What view, then, was taken of this development of these central bodies and by the affiliated trades of the city, who were all taxing themselves severely both in time and money for the support of the strike?
The democracy of labor was on this occasion indeed justified of its children, and the supreme right of the strikers to make the final decision on their own affairs and abide by the consequences was maintained. Plans were laid for continuing the commissary stores, and just at this stage there was received from the United Garment Workers the sum of $4,000 for the support of the stores. The strikers were also encouraged to hold out when on January 9 the firm of Sturm-Mayer signed up and took back about five hundred workers.
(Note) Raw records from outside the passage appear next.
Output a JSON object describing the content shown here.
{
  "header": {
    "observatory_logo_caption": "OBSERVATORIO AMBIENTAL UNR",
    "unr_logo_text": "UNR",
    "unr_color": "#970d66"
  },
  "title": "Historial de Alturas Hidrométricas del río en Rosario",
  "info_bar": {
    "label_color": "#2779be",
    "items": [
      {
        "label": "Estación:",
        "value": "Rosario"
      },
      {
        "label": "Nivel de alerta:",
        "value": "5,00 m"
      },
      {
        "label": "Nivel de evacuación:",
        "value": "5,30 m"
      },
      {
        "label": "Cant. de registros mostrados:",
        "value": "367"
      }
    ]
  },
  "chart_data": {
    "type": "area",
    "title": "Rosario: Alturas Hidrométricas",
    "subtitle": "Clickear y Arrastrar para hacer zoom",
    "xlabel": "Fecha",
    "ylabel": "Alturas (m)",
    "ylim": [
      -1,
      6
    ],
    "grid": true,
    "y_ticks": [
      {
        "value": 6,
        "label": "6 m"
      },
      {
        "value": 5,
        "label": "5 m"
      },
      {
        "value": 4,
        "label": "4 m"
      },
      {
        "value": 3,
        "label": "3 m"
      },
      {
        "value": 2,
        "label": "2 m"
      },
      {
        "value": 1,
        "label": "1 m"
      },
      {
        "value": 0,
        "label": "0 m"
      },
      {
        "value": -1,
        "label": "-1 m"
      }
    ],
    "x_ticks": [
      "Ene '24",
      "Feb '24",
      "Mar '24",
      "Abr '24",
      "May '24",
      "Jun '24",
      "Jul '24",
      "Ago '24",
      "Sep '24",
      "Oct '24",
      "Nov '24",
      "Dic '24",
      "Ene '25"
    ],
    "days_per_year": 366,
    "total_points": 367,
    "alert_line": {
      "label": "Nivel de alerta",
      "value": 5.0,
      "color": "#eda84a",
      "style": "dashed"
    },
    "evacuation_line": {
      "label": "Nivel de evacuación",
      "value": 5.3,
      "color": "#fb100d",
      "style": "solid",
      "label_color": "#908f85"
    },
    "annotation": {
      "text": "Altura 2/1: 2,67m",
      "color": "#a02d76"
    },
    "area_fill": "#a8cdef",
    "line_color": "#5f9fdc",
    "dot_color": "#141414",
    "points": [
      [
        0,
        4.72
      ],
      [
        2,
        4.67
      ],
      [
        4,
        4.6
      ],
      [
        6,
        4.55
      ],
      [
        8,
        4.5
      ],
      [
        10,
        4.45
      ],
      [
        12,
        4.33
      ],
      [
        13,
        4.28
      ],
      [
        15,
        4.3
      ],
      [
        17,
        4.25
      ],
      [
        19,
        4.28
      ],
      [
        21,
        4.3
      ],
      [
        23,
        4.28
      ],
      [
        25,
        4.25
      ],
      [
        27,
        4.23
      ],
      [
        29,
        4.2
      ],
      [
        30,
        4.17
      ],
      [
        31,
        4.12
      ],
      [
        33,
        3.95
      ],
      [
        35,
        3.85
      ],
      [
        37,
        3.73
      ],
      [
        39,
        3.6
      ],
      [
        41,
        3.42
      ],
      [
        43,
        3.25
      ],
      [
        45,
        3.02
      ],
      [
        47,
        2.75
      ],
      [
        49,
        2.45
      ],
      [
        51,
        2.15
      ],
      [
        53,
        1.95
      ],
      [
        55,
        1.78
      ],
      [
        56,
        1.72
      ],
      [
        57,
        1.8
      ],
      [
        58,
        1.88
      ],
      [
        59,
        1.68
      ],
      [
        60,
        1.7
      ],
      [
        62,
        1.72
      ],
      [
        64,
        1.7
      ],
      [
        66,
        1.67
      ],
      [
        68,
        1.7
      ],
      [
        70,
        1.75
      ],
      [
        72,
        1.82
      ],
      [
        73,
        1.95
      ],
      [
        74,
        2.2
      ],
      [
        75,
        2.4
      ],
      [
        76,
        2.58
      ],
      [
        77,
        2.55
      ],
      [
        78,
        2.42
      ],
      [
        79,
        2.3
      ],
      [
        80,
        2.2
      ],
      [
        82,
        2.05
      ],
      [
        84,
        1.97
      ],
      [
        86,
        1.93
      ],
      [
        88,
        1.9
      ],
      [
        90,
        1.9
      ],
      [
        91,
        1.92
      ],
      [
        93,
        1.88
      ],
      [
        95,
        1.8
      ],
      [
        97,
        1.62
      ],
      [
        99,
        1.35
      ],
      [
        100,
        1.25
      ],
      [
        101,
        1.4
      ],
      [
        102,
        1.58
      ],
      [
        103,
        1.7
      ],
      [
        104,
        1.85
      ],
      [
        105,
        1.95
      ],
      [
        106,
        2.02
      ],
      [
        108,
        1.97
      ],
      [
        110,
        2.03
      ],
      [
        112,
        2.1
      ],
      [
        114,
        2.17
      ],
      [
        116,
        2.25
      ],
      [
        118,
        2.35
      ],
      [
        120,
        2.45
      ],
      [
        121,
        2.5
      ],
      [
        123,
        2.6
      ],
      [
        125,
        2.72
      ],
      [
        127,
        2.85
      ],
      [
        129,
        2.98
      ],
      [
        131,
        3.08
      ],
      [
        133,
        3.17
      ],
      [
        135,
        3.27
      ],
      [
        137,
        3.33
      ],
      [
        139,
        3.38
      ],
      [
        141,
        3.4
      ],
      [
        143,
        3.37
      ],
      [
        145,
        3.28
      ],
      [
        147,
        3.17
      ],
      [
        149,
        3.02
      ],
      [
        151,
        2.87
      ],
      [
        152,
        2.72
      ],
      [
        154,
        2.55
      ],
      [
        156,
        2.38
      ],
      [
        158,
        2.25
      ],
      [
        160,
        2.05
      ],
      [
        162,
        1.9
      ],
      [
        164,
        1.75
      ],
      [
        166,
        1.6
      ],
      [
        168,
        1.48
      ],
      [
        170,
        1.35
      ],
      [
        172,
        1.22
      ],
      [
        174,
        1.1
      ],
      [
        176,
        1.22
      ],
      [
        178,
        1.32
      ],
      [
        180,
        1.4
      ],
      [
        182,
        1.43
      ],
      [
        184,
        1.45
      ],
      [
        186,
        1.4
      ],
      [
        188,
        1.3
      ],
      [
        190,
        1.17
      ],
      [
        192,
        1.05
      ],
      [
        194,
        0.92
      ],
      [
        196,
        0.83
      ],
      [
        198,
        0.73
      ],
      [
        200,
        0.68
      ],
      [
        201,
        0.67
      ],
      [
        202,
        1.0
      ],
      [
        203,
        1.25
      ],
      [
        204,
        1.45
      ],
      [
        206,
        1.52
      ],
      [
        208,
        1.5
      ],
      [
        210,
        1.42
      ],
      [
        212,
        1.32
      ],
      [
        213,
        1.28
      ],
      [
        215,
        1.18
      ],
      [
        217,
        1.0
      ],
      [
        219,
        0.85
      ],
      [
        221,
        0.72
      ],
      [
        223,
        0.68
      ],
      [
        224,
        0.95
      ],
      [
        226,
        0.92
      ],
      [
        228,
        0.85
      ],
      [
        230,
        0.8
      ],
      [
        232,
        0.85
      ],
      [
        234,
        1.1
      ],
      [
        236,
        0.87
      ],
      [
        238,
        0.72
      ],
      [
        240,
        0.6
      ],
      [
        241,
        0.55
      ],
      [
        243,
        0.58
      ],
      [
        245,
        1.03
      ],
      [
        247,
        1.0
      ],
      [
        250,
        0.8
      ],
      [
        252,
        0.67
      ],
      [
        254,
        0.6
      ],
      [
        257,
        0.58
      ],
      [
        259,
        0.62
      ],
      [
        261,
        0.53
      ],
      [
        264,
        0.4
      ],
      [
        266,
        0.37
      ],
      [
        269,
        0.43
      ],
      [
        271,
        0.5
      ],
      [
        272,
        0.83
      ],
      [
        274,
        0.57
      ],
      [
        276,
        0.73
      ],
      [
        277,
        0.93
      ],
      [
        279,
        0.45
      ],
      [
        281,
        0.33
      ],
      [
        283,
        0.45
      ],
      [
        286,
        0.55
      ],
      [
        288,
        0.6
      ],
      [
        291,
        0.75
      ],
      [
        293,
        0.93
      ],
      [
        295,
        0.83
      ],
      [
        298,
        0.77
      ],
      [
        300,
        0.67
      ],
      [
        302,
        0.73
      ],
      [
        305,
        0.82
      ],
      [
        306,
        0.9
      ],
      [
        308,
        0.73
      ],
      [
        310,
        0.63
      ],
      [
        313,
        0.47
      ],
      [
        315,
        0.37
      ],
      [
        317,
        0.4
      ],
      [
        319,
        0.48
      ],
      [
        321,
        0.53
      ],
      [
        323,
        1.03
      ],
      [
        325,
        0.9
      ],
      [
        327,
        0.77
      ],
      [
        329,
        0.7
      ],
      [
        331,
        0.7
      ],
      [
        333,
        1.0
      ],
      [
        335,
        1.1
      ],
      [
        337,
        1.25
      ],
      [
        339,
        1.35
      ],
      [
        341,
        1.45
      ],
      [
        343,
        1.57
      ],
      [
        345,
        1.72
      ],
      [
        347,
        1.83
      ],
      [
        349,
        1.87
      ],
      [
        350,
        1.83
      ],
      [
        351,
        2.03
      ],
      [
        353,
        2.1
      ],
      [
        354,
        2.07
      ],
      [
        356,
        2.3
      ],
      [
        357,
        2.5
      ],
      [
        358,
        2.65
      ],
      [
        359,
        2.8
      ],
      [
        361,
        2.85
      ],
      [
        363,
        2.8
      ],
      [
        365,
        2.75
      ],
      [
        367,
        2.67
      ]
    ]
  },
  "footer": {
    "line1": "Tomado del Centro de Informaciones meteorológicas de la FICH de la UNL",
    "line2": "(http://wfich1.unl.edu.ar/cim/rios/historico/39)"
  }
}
Also, a committee of the state Senate began an inquiry into the strike, thus further educating the public into an understanding of the causes lying back of all the discontent, and accounting for much of the determination not to give in.
All the same, the prospects seemed very dark, and the strikers and their leaders had settled down to a steady, dogged resistance. It was like nothing in the world so much as holding a besieged city, and the outcome was as uncertain, and depended upon the possibility of obtaining for the beleaguered ones supplies of the primitive necessaries of life, food and fuel. And the fort was held until about the middle of January came the news that Hart, Schaffner and Marx had opened up negotiations, and presently an agreement was signed, and their thousands of employes were back at work.
They were back at work under an agreement, which, while it did not, strictly speaking, recognize the union, did not discriminate against members of the union. Nay, as the workers had to have representation and representatives, it was soon found that in practice it was only through their organization that the workers could express themselves at all.
This is not the place in which to enlarge upon the remarkable success which has attended the working out of this memorable agreement. It is enough to say that ever since all dealings between the firm and their employes have been conducted upon the principle of collective bargaining.
The agreement with Messrs. Hart, Schaffner and Marx was signed on January 14, 1911, and the Joint Conference Board then bent all its efforts towards some settlement with houses of the Wholesale Clothiers’ Association and the National Tailors’ Association for the twenty or thirty thousand strikers still out.